Puluhan penderita gangguan jiwa di Malang masih dipasung
Puluhan penderita gangguan jiwa di Malang masih dipasung. Keluarga rata-rata melihat, anggota keluarga yang sakit jiwa dianggap sebagai sebuah aib. Karena itu, mereka melakukan pemasungan atau isolasi.
Puluhan warga penyandang gangguan jiwa di Kabupaten Malang, Jawa Timur masih dalam kondisi terpasung. Banyak persoalan yang membuat pihak keluarga memilih langkah pemasungan.
"Ada 57 jiwa yang terpasung dan masih di rumah masing-masing," kata Fachrudin Ali Ahmad, Tenaga Kesejahteraan Sosial Kecamatan (TKSK) Dinsos Kabupaten Malang di Desa Banjararum, Kecamatan Singosari, Kabupaten Malang, Senin (11/10).
Kata Fachrudin, jumlah penyandang gangguan jiwa di Kabupaten Malang sebanyak 127 orang. Sisanya atau 70 orang sudah menjalani perawatan di rumah sakit jiwa (RSJ).
Keluarga rata-rata melihat, anggota keluarga yang sakit jiwa dianggap sebagai sebuah aib. Karena itu, mereka melakukan pemasungan atau isolasi.
"Bahkan beberapa kasus sengaja dihilangkan dari daftar KK," katanya.
Sehingga tidak berlebihan adanya anggapan, selain yang sedang sakit harus diobati, keluarganya juga harus mendapat pengobatan. Mereka harus diberi motivasi, terutama mengubah mindset yang sudah terlanjur terbangun.
"Kita melakukan persuasif dan pendekatan cukup lama. Karena tidak semua keluarga dapat menerima," katanya.

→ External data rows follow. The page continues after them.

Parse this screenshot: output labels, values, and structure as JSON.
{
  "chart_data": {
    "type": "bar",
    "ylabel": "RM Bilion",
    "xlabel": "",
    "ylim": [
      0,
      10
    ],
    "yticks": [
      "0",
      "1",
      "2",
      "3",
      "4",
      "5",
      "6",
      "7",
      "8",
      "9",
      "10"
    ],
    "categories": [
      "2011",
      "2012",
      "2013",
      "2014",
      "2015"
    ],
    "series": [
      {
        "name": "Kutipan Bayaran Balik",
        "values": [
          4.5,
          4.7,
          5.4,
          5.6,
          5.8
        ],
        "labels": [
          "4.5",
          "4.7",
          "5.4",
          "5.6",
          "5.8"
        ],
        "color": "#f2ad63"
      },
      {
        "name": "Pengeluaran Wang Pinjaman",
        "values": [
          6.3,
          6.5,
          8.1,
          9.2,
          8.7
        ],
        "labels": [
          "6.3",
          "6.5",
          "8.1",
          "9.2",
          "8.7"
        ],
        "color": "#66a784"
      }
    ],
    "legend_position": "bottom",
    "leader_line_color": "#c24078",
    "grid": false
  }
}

Bahkan, kata Fachrudin, beberapa keluarga menyangsikan pengobatan yang dilakukan oleh para dokter. Sehingga keluarga justru melarang saat dibawa untuk mendapat perawatan.
Fachrudin juga menjelaskan bahwa pemasungan dengan berbagai alasan dianggap melanggar Undang-Undang Kesehatan Jiwa. Namun tidak serta merta masyarakat dapat memahami kenyataan tersebut.

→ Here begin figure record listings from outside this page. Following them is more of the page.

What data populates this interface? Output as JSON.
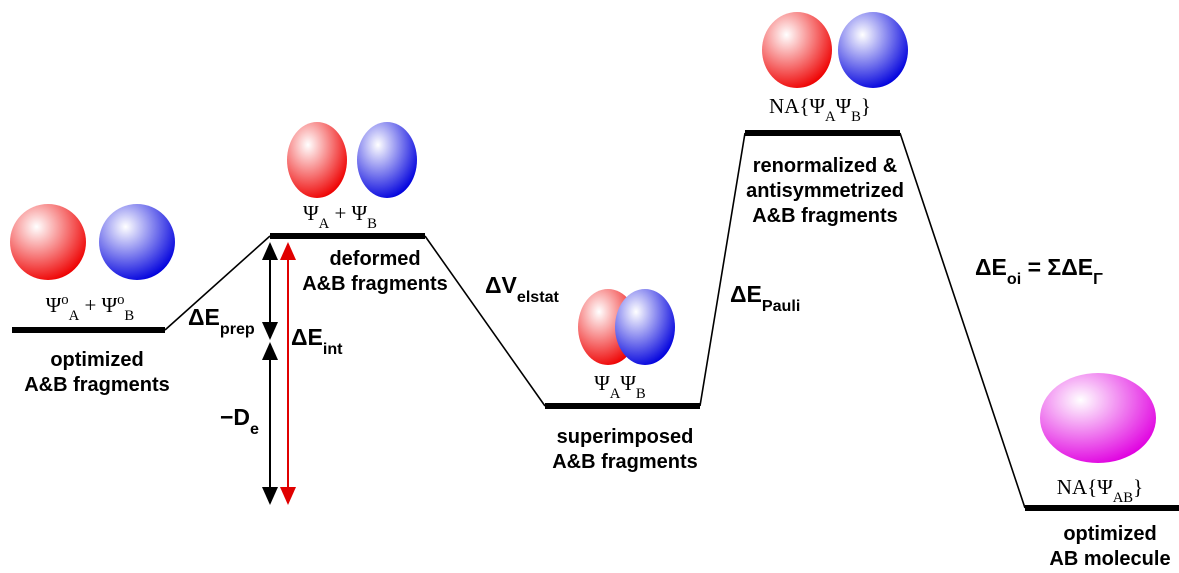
{
  "levels": [
    {
      "wavefunction": [
        {
          "text": "Ψ"
        },
        {
          "sup": "o"
        },
        {
          "sub": "A"
        },
        {
          "text": " + Ψ"
        },
        {
          "sup": "o"
        },
        {
          "sub": "B"
        }
      ],
      "description": [
        "optimized",
        "A&B fragments"
      ]
    },
    {
      "wavefunction": [
        {
          "text": "Ψ"
        },
        {
          "sub": "A"
        },
        {
          "text": " + Ψ"
        },
        {
          "sub": "B"
        }
      ],
      "description": [
        "deformed",
        "A&B fragments"
      ]
    },
    {
      "wavefunction": [
        {
          "text": "Ψ"
        },
        {
          "sub": "A"
        },
        {
          "text": "Ψ"
        },
        {
          "sub": "B"
        }
      ],
      "description": [
        "superimposed",
        "A&B fragments"
      ]
    },
    {
      "wavefunction": [
        {
          "text": "NA{Ψ"
        },
        {
          "sub": "A"
        },
        {
          "text": "Ψ"
        },
        {
          "sub": "B"
        },
        {
          "text": "}"
        }
      ],
      "description": [
        "renormalized &",
        "antisymmetrized",
        "A&B fragments"
      ]
    },
    {
      "wavefunction": [
        {
          "text": "NA{Ψ"
        },
        {
          "sub": "AB"
        },
        {
          "text": "}"
        }
      ],
      "description": [
        "optimized",
        "AB molecule"
      ]
    }
  ],
  "energy_terms": [
    {
      "label": [
        {
          "text": "ΔE"
        },
        {
          "sub": "prep"
        }
      ]
    },
    {
      "label": [
        {
          "text": "ΔV"
        },
        {
          "sub": "elstat"
        }
      ]
    },
    {
      "label": [
        {
          "text": "ΔE"
        },
        {
          "sub": "Pauli"
        }
      ]
    },
    {
      "label": [
        {
          "text": "ΔE"
        },
        {
          "sub": "oi"
        },
        {
          "text": " = ΣΔE"
        },
        {
          "sub": "Γ"
        }
      ]
    },
    {
      "label": [
        {
          "text": "ΔE"
        },
        {
          "sub": "int"
        }
      ]
    },
    {
      "label": [
        {
          "text": "−D"
        },
        {
          "sub": "e"
        }
      ]
    }
  ]
}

Tiga orang penderita gangguan jiwa dievakuasi dari keluarganya. Penderita atas nama SI (51) sudah 25 tahun menderita gangguan jiwa dan diisolasi.
Sementara keponakan SI, MM (30) sudah 10 tahun mengalami gangguan serupa. Petugas juga mengevakuasi WWT (30) yang juga mengalami kondisi yang tidak jauh berbeda.

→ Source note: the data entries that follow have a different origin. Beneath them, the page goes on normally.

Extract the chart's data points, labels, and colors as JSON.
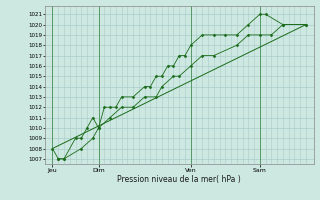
{
  "background_color": "#cce8e0",
  "grid_color": "#aacccc",
  "line_color": "#1a6b1a",
  "marker_color": "#1a6b1a",
  "ylabel_ticks": [
    1007,
    1008,
    1009,
    1010,
    1011,
    1012,
    1013,
    1014,
    1015,
    1016,
    1017,
    1018,
    1019,
    1020,
    1021
  ],
  "ylim": [
    1006.5,
    1021.8
  ],
  "xlabel": "Pression niveau de la mer( hPa )",
  "day_labels": [
    "Jeu",
    "Dim",
    "Ven",
    "Sam"
  ],
  "day_positions": [
    0,
    48,
    144,
    216
  ],
  "xlim": [
    -8,
    272
  ],
  "series1": [
    1008,
    1007,
    1007,
    1009,
    1009,
    1010,
    1011,
    1010,
    1012,
    1012,
    1012,
    1013,
    1013,
    1014,
    1014,
    1015,
    1015,
    1016,
    1016,
    1017,
    1017,
    1018,
    1019,
    1019,
    1019,
    1019,
    1020,
    1021,
    1021,
    1020,
    1020
  ],
  "series1_x": [
    0,
    6,
    12,
    24,
    30,
    36,
    42,
    48,
    54,
    60,
    66,
    72,
    84,
    96,
    102,
    108,
    114,
    120,
    126,
    132,
    138,
    144,
    156,
    168,
    180,
    192,
    204,
    216,
    222,
    240,
    264
  ],
  "series2": [
    1007,
    1007,
    1008,
    1009,
    1010,
    1011,
    1012,
    1012,
    1013,
    1013,
    1014,
    1015,
    1015,
    1016,
    1017,
    1017,
    1018,
    1019,
    1019,
    1019,
    1020,
    1020
  ],
  "series2_x": [
    6,
    12,
    30,
    42,
    48,
    60,
    72,
    84,
    96,
    108,
    114,
    126,
    132,
    144,
    156,
    168,
    192,
    204,
    216,
    228,
    240,
    264
  ],
  "trend_x": [
    0,
    264
  ],
  "trend_y": [
    1008,
    1020
  ]
}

Sementara itu, dr Ayu Wulan Febri dari RSJ dr Rajiman Widiodiningrat Lawang mengungkapkan, para pasien yang dirujuk akan menjalani perawatan sesuai prosedur. Pihaknya akan memeriksa kondisi fisik, selain mengobati jiwanya.
"Kita rontgen, lab dan lain sebagainya. Biasanya pengobatan paling cepat satu bulan, dan untuk follow-upnya dikembalikan ke Puskesmas," katanya.
Pasca pengobatan di RSK, pasien akan diserahkan kembali pada keluarganya. Pengobatan akan dilakukan oleh Puskesmas terdekat, dengan dilakukan pemantauan oleh pendamping dari Dinsos.